I agreed to meet Dreamy this weekend despite not wanting to. He has been in a much better mood lately, and it allowed me to see some of the sides of him again that I originally admired. He had been in such a Negative Nancy funk these past few months and had been spewing a lot of negativity before this turnaround. We had a nice time at dinner but when he tried to get physical, I just couldn't pretend. We ended up having an argument, but I was too weak to say what I really wanted. I just couldn't say the words "Break Up" or even dance around them.

The inadequate communication was partly my fault for being bad at expressing my feelings. Part of it was our fault, because we never talk about our feelings for each other, with each other. I ended up going silent for a lot of the argument and not telling him what was wrong. Part of me thinks he got the hint that I don't want to be with him anymore, and part of me thinks I totally confused him - that he doesn't know what just happened. Earlier in the night, I had told him I wanted to meet up with some friends later (not specifying to him if he was invited or not), and he ended up leaving my place after our fight, telling me I could "get to it now." I followed him to the door, and we parted with a weak hug; but the way he left, I couldn't tell if he was pissed off and trying to hide it or if he was confused.

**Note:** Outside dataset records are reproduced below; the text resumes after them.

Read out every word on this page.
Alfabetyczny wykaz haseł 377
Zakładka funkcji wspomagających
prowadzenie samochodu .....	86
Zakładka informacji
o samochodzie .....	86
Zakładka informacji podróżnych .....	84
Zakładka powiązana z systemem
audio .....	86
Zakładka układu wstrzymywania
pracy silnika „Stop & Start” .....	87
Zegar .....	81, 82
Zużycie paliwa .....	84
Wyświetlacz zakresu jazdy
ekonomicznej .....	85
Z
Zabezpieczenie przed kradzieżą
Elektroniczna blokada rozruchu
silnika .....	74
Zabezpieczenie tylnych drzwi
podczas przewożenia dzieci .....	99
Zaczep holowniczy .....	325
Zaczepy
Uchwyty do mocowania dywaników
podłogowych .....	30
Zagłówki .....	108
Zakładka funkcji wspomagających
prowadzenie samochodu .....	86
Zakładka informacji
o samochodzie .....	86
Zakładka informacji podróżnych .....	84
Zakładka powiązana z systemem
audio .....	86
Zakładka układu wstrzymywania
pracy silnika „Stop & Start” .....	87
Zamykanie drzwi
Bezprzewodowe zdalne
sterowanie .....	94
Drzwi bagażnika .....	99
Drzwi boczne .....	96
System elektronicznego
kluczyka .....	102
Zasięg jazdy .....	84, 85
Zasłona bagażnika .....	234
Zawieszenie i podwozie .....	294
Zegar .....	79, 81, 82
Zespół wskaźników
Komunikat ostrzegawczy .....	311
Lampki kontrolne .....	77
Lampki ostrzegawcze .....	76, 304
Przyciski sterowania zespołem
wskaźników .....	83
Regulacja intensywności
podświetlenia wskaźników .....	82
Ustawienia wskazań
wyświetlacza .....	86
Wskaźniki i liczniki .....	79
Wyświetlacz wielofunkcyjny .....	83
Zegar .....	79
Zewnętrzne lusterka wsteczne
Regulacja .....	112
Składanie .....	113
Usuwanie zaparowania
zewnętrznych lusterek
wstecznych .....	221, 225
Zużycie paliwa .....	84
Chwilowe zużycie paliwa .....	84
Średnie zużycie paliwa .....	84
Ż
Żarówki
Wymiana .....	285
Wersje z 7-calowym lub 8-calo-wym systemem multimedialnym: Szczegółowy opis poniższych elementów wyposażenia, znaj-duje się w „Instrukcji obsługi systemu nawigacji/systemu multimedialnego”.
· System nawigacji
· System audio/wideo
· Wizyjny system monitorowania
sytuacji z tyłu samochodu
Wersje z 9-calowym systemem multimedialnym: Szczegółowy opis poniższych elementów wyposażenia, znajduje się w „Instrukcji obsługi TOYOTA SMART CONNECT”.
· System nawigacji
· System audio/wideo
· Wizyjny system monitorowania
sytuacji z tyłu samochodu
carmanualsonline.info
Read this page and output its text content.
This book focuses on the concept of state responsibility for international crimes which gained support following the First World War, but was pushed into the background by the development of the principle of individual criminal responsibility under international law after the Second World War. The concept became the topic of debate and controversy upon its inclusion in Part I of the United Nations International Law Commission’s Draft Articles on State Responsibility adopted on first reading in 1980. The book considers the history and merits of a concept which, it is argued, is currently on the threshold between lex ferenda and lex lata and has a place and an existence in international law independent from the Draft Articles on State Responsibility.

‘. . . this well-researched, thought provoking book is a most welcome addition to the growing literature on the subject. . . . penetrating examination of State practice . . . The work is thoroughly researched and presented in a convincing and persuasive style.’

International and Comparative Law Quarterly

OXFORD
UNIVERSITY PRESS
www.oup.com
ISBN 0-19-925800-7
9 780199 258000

I expected to feel relieved for getting him to leave, but instead I felt really sad. I felt like I had disappointed someone who has been a great friend to me over the past year. I felt like I didn't give him the treatment and respect he deserves. At the same time, I was too scared to reject him and tell him he isn't what I am looking for. I didn't want to make him feel like he isn't good enough or like he has wasted his time.

I'm not sure what is going to happen next. I have been pretty passive throughout the relationship, and to be honest, what I realistically think I am going to do is wait for him to reach out first. I could see this going several ways: 1) It could be a little longer than usual before he gets back in touch, because he isn't sure what happened. 2) He could call midweek to sort this out, and I'll be either too chicken to answer right away or I'll answer, act like all is well now, and prolong this breakup even further... I just don't know. I really do want to respect him, but I don't want to go through what will be the very painful motions of hashing out this split.

It's funny how after you take certain actions, even if you attempted to visualize the consequences, new situations come up that you didn't prepare for. The ones that really hit me today are the downsides of being single. For a few weeks, I had dreamed about being single again and all the guys that are out there waiting. But now, my thoughts are that I don't want to go through online dating again, of being excited over some assholes who disappoint you later; through the motions of getting dolled up only to figure out your date doesn't look like you thought he would; through the realization that the dating pool that is left kind of sucks; through not always having a guy to go out with on date night... I know the end result is worth it, if you really find love. It's a disappointment that a decent-looking, "together" kind of guy, a guy who took so much initiative throughout the dating process and who actually committed to me, is a guy that I realized I don't love. Mutual love seems like the hardest thing for me to find.

Hot Roomie is around again now, but after what just transpired with Dreamy, and with my less-than-optimistic state of mind about guys right now, my expectations are low. I really do feel bad that the dog liked Dreamy so much. Hopefully things will be up again soon! I used to think dating was so fun, even if I had a few too many frogs in a row; I don't want to be a jaded old fart, so I hope that positive attitude about dating will be back again soon.